あんまりしつこく聞いても、多分先生は『大丈夫』しか言わない。


だったら、ちょっとでもご飯を食べてもらったほうがいい。


あたしはそう判断して、おとなしく先生の指示に従った。


それから、いつものように昼食。


……ううん、いつものように、とは言えないな。


ご飯は食べてくれたけど、ぜんぜんしゃべらなかったから。


本当に、どうしちゃったんだろう。


重箱を片付けながら先生を見ていると、不意に目が合った。


「菊池に、聞きたいことがあるんだ」


「聞きたい、こと?」


「昨日、峰が来て言ったんだ。

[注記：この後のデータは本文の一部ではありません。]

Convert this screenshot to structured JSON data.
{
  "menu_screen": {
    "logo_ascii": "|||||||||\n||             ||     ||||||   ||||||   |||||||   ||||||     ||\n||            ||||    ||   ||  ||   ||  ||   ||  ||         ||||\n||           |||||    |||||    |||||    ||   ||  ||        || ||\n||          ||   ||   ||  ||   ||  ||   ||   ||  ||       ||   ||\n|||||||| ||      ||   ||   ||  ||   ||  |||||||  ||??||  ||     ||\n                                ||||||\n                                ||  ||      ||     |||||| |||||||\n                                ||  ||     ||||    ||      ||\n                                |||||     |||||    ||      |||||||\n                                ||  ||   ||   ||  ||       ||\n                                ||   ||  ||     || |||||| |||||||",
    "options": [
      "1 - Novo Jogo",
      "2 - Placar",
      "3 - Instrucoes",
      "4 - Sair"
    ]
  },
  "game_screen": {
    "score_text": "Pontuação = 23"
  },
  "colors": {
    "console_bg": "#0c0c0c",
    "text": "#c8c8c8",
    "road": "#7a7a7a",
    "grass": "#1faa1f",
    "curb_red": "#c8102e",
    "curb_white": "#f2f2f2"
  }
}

……お前が、合宿に参加しないわけを」


……さくらが、先生に言った?


あたしが合宿に参加しない……海に行かない理由を?


「正直、お前と会った日から、なんで合宿に参加しないのか気になってた。でも、ほかの部員は海合宿行ってるって言ったときのお前が、なんだか泣きそうに見えたから。だから俺は、あえて聞こうとは思わなかった。けど……峰から聞いちまったら、どうしようもなく気になってな」


耳をふさげなかった俺を許してくれ、と頭を下げる先生。


そんなの……謝らなくて良いのに。


さくらが言ったのを、先生はたまたま聞いちゃっただけ。